News Feature | March 9, 2015

PHI Data Breaches Up 25%

Katie Wike

By Katie Wike, contributing writer

Data Security

A Redspin report finds PHI data breaches rose by 25 percent in 2014 and affected the records of nearly nine million patients.

A recently released report from Redspin shows PHI data breaches increased 25 percent from 2013 to 2014. Health IT Security reports that, just since the HITECH Act went into effect in 2009, 40 million patients have suffered a breach of their records. Even worse, this statistic does not include the 80 million that could have been compromised in the recent Anthem breach.

“From here on, all PHI breach statistics are going have to be reported as ‘pre- or post-Anthem,’” said Daniel W. Berger, President and CEO of Redspin in a press release. “It's that big.

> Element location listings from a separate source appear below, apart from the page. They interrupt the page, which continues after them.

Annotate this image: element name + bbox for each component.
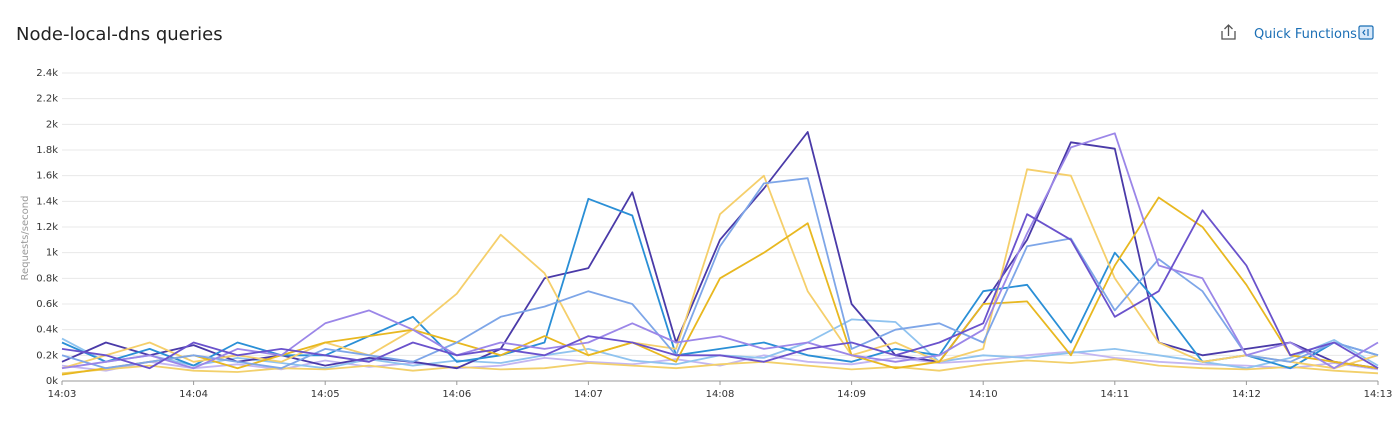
series-line <box>61 197 1379 370</box>
y-tick-label: 1.6k <box>36 171 58 182</box>
quick-functions-link[interactable]: Quick Functions <box>1254 27 1357 42</box>
x-tick-label: 14:09 <box>837 389 866 400</box>
x-tick-label: 14:12 <box>1232 389 1261 400</box>
y-tick-label: 1.4k <box>36 196 58 207</box>
x-tick-label: 14:03 <box>48 389 77 400</box>
x-tick-label: 14:13 <box>1364 389 1393 400</box>
y-tick-label: 2.4k <box>36 68 58 79</box>
panel-title: Node-local-dns queries <box>16 24 223 45</box>
y-tick-label: 0k <box>46 376 58 387</box>
y-tick-label: 2k <box>46 119 58 130</box>
y-tick-label: 0.2k <box>36 350 58 361</box>
y-tick-label: 2.2k <box>36 94 58 105</box>
panel-toggle-icon[interactable] <box>1358 25 1374 40</box>
export-icon[interactable] <box>1221 24 1236 40</box>
x-tick-label: 14:08 <box>706 389 735 400</box>
x-tick-label: 14:11 <box>1100 389 1129 400</box>
x-tick-label: 14:04 <box>179 389 208 400</box>
y-tick-label: 1.2k <box>36 222 58 233</box>
series-line <box>61 132 1379 370</box>
y-tick-label: 1.8k <box>36 145 58 156</box>
plot-area: 0k 0.2k 0.4k 0.6k 0.8k 1k 1.2k 1.4k 1.6k 1.8k 2k 2.… <box>36 68 1392 400</box>
y-tick-label: 1k <box>46 248 58 259</box>
y-tick-label: 0.4k <box>36 325 58 336</box>
x-tick-label: 14:07 <box>574 389 603 400</box>
x-tick-label: 14:05 <box>311 389 340 400</box>
x-tick-label: 14:10 <box>969 389 998 400</box>
y-axis-label: Requests/second <box>20 196 31 281</box>
series-line <box>61 177 1379 370</box>
y-tick-label: 0.6k <box>36 299 58 310</box>
x-tick-label: 14:06 <box>442 389 471 400</box>
series-line <box>61 168 1379 370</box>
series-line <box>61 209 1379 370</box>
y-tick-label: 0.8k <box>36 273 58 284</box>
series-line <box>61 350 1379 372</box>
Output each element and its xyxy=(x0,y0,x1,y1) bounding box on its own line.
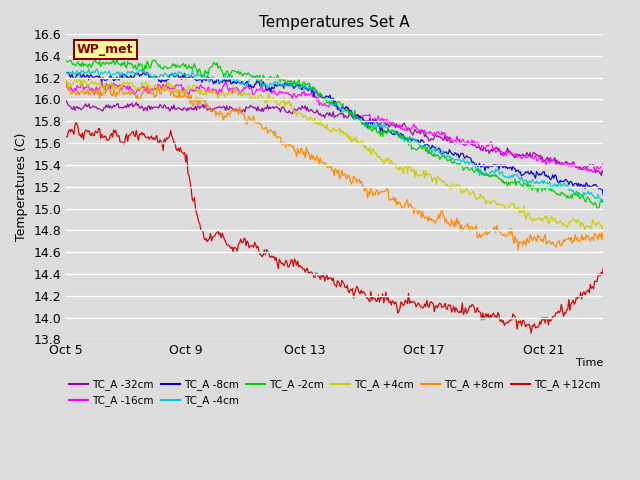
Y-axis label: Temperatures (C): Temperatures (C) xyxy=(15,132,28,241)
Text: WP_met: WP_met xyxy=(77,43,134,56)
Legend: TC_A -32cm, TC_A -16cm, TC_A -8cm, TC_A -4cm, TC_A -2cm, TC_A +4cm, TC_A +8cm, T: TC_A -32cm, TC_A -16cm, TC_A -8cm, TC_A … xyxy=(65,375,605,410)
Title: Temperatures Set A: Temperatures Set A xyxy=(259,15,410,30)
Text: Time: Time xyxy=(576,358,604,368)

We wouldn't be surprised to see the costs of the Anthem breach exceed a billion dollars.”

The report summarizes its findings as follows:

  • 1,170 large breaches of protected health information since 2009
  • 40,862,852 patient health records affected by breach since 2009
  • 8,899,610 patient health records breached in 2014 in 164 incidents
  • 25.5 percent increase in the number of patient records breached year-over-year
  • 82.8 percent of the total records breached in 2014 resulted from the 5 largest incidents
  • 4,500,000 records breached in the single largest incident in 2014
  • 53.4 percent of patient records breached in 2014 resulted from hacking attacks
  • 30.7 percent of patient records breached in 2014 resulted from unauthorized access or disclosure
  • 22.5 percent of 2014 incidents involved paper
  • less than 30 percent of PHI breaches have involved a business associate each year from 2009-2014

“Whether due to insider threat, snooping, or negligence, reducing unauthorized access can only be prevented by a comprehensive security program – not a once a year risk assessment but an integrated program of policies, controls, technical safeguards, organizational accountability, enforcement, training, and leadership,” Redspin stated.

The report concludes providers must have comprehensive preventative measures in place to prevent breaches, but these measures must evolve as technology to surpass them will also evolve.

“HIPAA security risk assessments are only the tip of the iceberg, particularly for the providers who resist the idea that this scope of work needs to be technical,” the report notes. “It is not possible to adequately assess security risk without identifying real vulnerabilities and developing (and implementing) a remediation plan to address them.”